The first position I had that allowed me to focus on Oracle was at Altos Computer Systems with Version 5 Oracle on 3 different Unix variants. Altos offered systems based on both Motorola and Intel processors. That seems like an eternity past, but even then my focus was on the platform.

Sequent Computer Systems recruited me in 1990. I spent the next 10 years there focused on Oracle. In Sequent Advanced Oracle Engineering I worked in the team that devised and implemented platform-specific enhancements to exploit Sequent’s SMP and later, NUMA architectures. I worked on all the high-end benchmark efforts, to include world record TPC-C and TPC-D, vendor benchmarks like BaaN BRU, and customer proofs of concept such as—what was at that time—the worlds largest open systems database (80 TB with NUMA-Q 2000, Oracle, EMC and British Telecom).

A lot of the interesting things we implemented at the port-level in Oracle were covered in my contribution to James Morle’s book Scaling Oracle8i: Building Highly Scalable OLTP System Architectures (James is a good friend and a founding member of the Oak Table network).

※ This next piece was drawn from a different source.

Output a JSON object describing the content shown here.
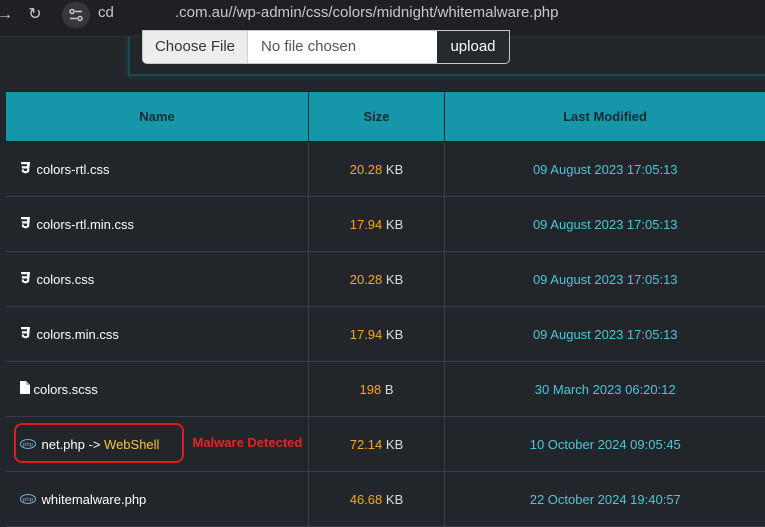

During that time I also got to meet and work with other really good people in the Oracle community, people I respect highly such as Graham Wood, Anjo Kolk, Jeff Needham, Glenn Fawcett, Raghupathi Malige, Juan Tellez, Paul McKenneyKen Dove and so many others.

The bulk of my work in that group was the low-level analysis of Oracle workloads with a keen eye for optimization. Yes, we did propeller-head stuff like hooking up bus analyzers to collect address traces, CPI analysis, instruction trace analysis and code ordering for locality using many workloads.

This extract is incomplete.